Those wanting foreigners’ law changes will be judged accordingly – President

  • Lusa
  • 15:32

Politically, “it will go down in history” that there was a majority that “wanted these solutions and will be judged in due course for this”, said Marcelo Rebelo de Sousa.

Portugal’s president has said that the parliamentary majority that wanted to change the law on foreigners “will be judged in due course for doing so”, reserving further comment on what he will do after the Constitutional Court’s decision on the proposed new law.

The country’s president, Marcelo Rebelo de Sousa, argued that, at this moment, regarding the law on foreigners, what matters “is to be certain about the law that is to be changed” and that this “will be clarified by the Constitutional Court’s intervention”. He added that, politically, “it will go down in history” that there was a majority that “wanted these solutions and will be judged in due course for this”.

Marcelo Rebelo de Sousa was speaking to journalists on Sunday evening on the sidelines of a visit to the Teleporto de Santa Maria in the Azores, after being asked what he would do if the Constitutional Court did not agree with the doubts about the new foreigners’ law that led him to send the bill to the Ratton Palace (the Constitutional Court’s HQ in Lisbon).

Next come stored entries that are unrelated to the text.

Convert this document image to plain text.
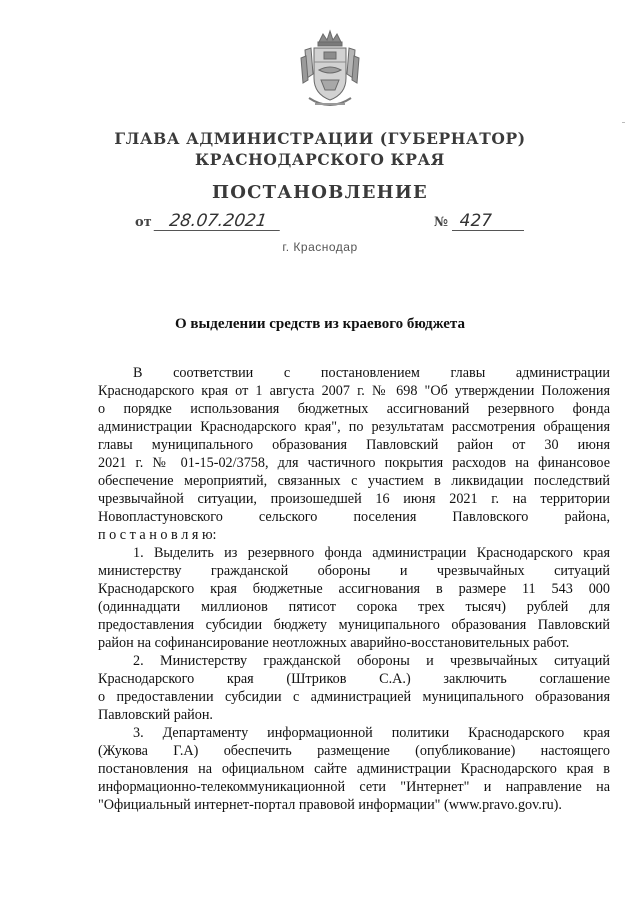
ГЛАВА АДМИНИСТРАЦИИ (ГУБЕРНАТОР)
КРАСНОДАРСКОГО КРАЯ
ПОСТАНОВЛЕНИЕ
от 28.07.2021	№ 427
г. Краснодар
О выделении средств из краевого бюджета
В соответствии с постановлением главы администрации
Краснодарского края от 1 августа 2007 г. № 698 "Об утверждении Положения
о порядке использования бюджетных ассигнований резервного фонда
администрации Краснодарского края", по результатам рассмотрения обращения
главы муниципального образования Павловский район от 30 июня
2021 г. № 01-15-02/3758, для частичного покрытия расходов на финансовое
обеспечение мероприятий, связанных с участием в ликвидации последствий
чрезвычайной ситуации, произошедшей 16 июня 2021 г. на территории
Новопластуновского сельского поселения Павловского района,
п о с т а н о в л я ю:
1. Выделить из резервного фонда администрации Краснодарского края
министерству гражданской обороны и чрезвычайных ситуаций
Краснодарского края бюджетные ассигнования в размере 11 543 000
(одиннадцати миллионов пятисот сорока трех тысяч) рублей для
предоставления субсидии бюджету муниципального образования Павловский
район на софинансирование неотложных аварийно-восстановительных работ.
2. Министерству гражданской обороны и чрезвычайных ситуаций
Краснодарского края (Штриков С.А.) заключить соглашение
о предоставлении субсидии с администрацией муниципального образования
Павловский район.
3. Департаменту информационной политики Краснодарского края
(Жукова Г.А) обеспечить размещение (опубликование) настоящего
постановления на официальном сайте администрации Краснодарского края в
информационно-телекоммуникационной сети "Интернет" и направление на
"Официальный интернет-портал правовой информации" (www.pravo.gov.ru).
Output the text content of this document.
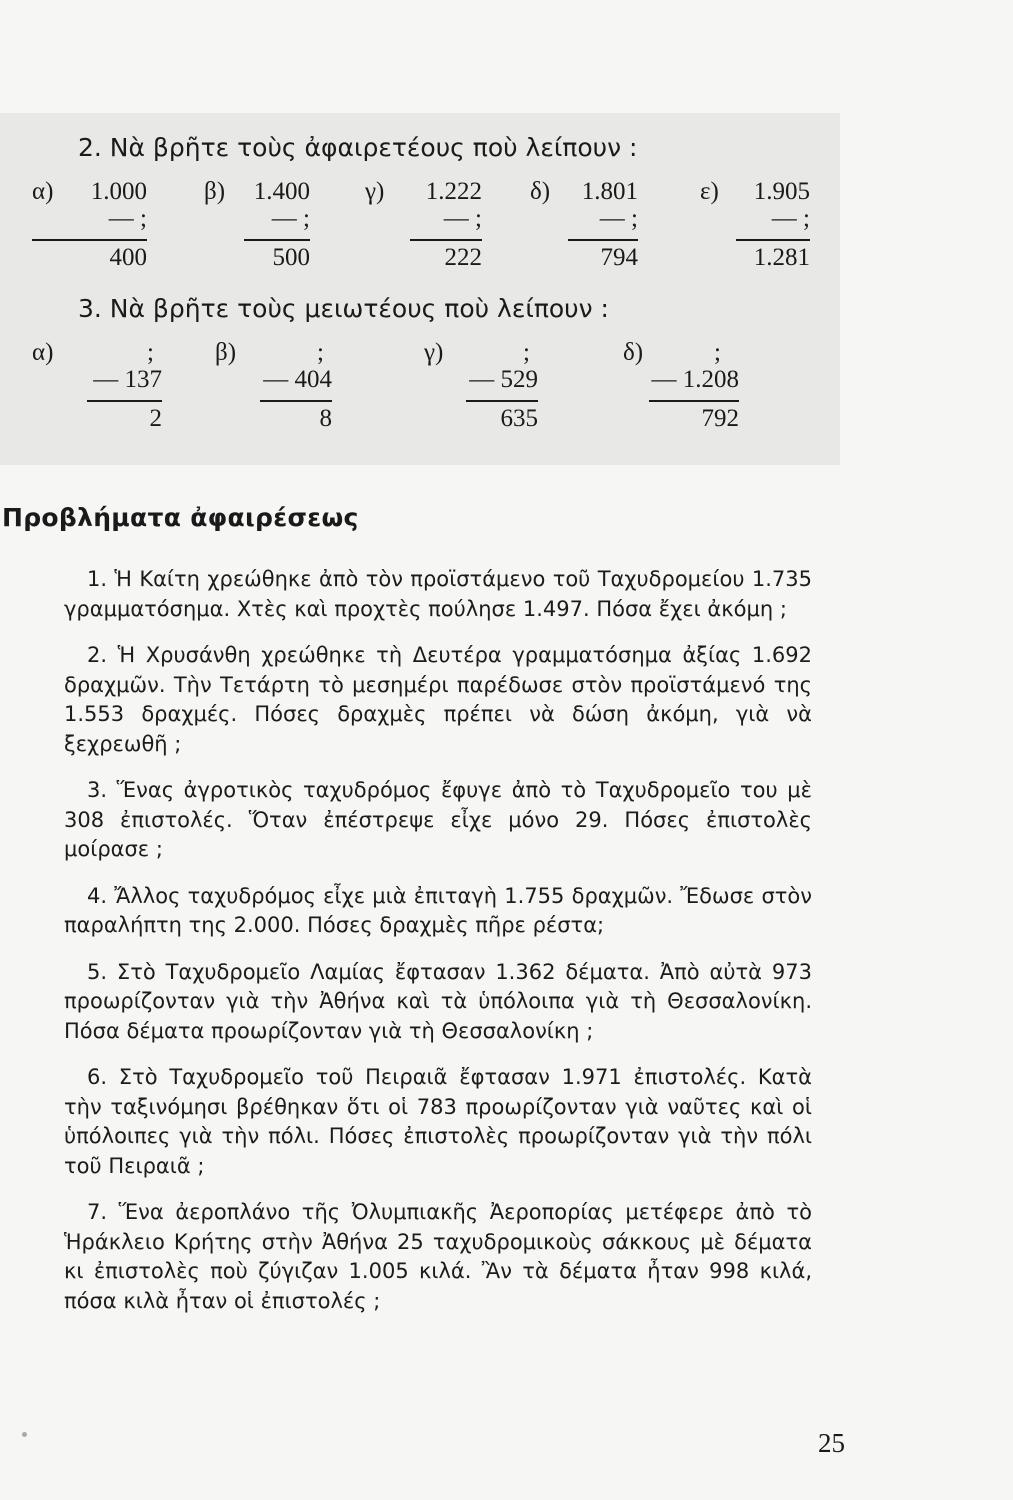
2. Νὰ βρῆτε τοὺς ἀφαιρετέους ποὺ λείπουν :
α) 1.000
— ;
400
β) 1.400
— ;
500
γ) 1.222
— ;
222
δ) 1.801
— ;
794
ε) 1.905
— ;
1.281
3. Νὰ βρῆτε τοὺς μειωτέους ποὺ λείπουν :
α)	;
— 137
2
β)	;
— 404
8
γ)	;
— 529
635
δ)	;
— 1.208
792
Προβλήματα ἀφαιρέσεως

1. Ἡ Καίτη χρεώθηκε ἀπὸ τὸν προϊστάμενο τοῦ Ταχυδρομείου 1.735 γραμματόσημα. Χτὲς καὶ προχτὲς πούλησε 1.497. Πόσα ἔχει ἀκόμη ;

2. Ἡ Χρυσάνθη χρεώθηκε τὴ Δευτέρα γραμματόσημα ἀξίας 1.692 δραχμῶν. Τὴν Τετάρτη τὸ μεσημέρι παρέδωσε στὸν προϊστάμενό της 1.553 δραχμές. Πόσες δραχμὲς πρέπει νὰ δώση ἀκόμη, γιὰ νὰ ξεχρεωθῆ ;

3. Ἕνας ἀγροτικὸς ταχυδρόμος ἔφυγε ἀπὸ τὸ Ταχυδρομεῖο του μὲ 308 ἐπιστολές. Ὅταν ἐπέστρεψε εἶχε μόνο 29. Πόσες ἐπιστολὲς μοίρασε ;

4. Ἄλλος ταχυδρόμος εἶχε μιὰ ἐπιταγὴ 1.755 δραχμῶν. Ἔδωσε στὸν παραλήπτη της 2.000. Πόσες δραχμὲς πῆρε ρέστα;

5. Στὸ Ταχυδρομεῖο Λαμίας ἔφτασαν 1.362 δέματα. Ἀπὸ αὐτὰ 973 προωρίζονταν γιὰ τὴν Ἀθήνα καὶ τὰ ὑπόλοιπα γιὰ τὴ Θεσσαλονίκη. Πόσα δέματα προωρίζονταν γιὰ τὴ Θεσσαλονίκη ;

6. Στὸ Ταχυδρομεῖο τοῦ Πειραιᾶ ἔφτασαν 1.971 ἐπιστολές. Κατὰ τὴν ταξινόμησι βρέθηκαν ὅτι οἱ 783 προωρίζονταν γιὰ ναῦτες καὶ οἱ ὑπόλοιπες γιὰ τὴν πόλι. Πόσες ἐπιστολὲς προωρίζονταν γιὰ τὴν πόλι τοῦ Πειραιᾶ ;

7. Ἕνα ἀεροπλάνο τῆς Ὀλυμπιακῆς Ἀεροπορίας μετέφερε ἀπὸ τὸ Ἡράκλειο Κρήτης στὴν Ἀθήνα 25 ταχυδρομικοὺς σάκκους μὲ δέματα κι ἐπιστολὲς ποὺ ζύγιζαν 1.005 κιλά. Ἂν τὰ δέματα ἦταν 998 κιλά, πόσα κιλὰ ἦταν οἱ ἐπιστολές ;

25
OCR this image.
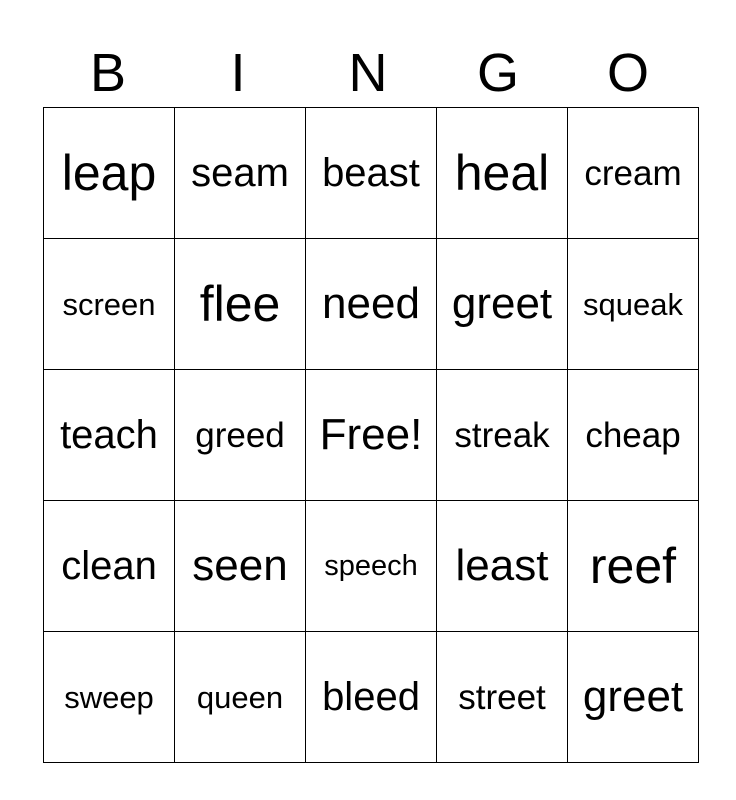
B	I	N	G	O
leap	seam	beast	heal	cream
screen	flee	need	greet	squeak
teach	greed	Free!	streak	cheap
clean	seen	speech	least	reef
sweep	queen	bleed	street	greet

“As for the political debate, I will think about it right away, I will consider whether or not it is worth it, as a matter of personal affirmation, to place a political obstacle to the law for three weeks, or for 15 days, knowing that it will be approved when it comes back in the mail. Or if it is not possible to do the same in another way, which is to say ‘I enact it, but I disagree politically’”, Marcelo Rebelo de Sousa added.

Marcelo also stated that he had no “major political doubts that are unrelated to the legal issues raised” and that, in order to decide what to do next, he needs to understand whether the Constitutional Court considers that the law “clashes significantly with the essential ideas of the Constitution or not”.

The country’s president also explained that “by giving priority to the Constitutional Court, he did not initially follow the path of a political veto” and that he considers it “more useful to know if there are grounds for doubts about constitutionality” because “prevention is better than cure”.

On 24 July, the country’s president submitted to the Constitutional Court the parliamentary decree amending the legal regime governing the entry, stay, departure and removal of foreigners from national territory, approved by the PSD, Chega and CDS-PP.

The head of state requested preventive review of the constitutionality of the rules on the right to family reunification and the conditions for its exercise, on the deadline for the Agency for Integration, Migration and Asylum (AIMA) to assess applications, and on the right of appeal.

Regarding the changes proposed by the Government to the labour law, Marcelo explained that the executive, being right-wing, gives greater weight, unlike its predecessors, to private entrepreneurs and competitiveness, and that this is a path legitimised at the ballot box.

“The people want a certain phase of left-wing government, so try it. The people want the right at another stage, so let’s try the right. Then we’ll see if the people want more right in the future or if they want another type of left in the future. That’s called democracy”, he said.

The country’s president explained that his role is to understand that both solutions “fit within the Constitution” and to strike a balance between verifying constitutionality and “respecting the will of the people”.

Asked if he foresaw constitutional doubts, Marcelo said that he “does not have the power to guess to what extent a text he does not know may violate the Constitution”, but that as soon as he is familiar with the amendments, he will try “to be very quick to see if there are any doubts”.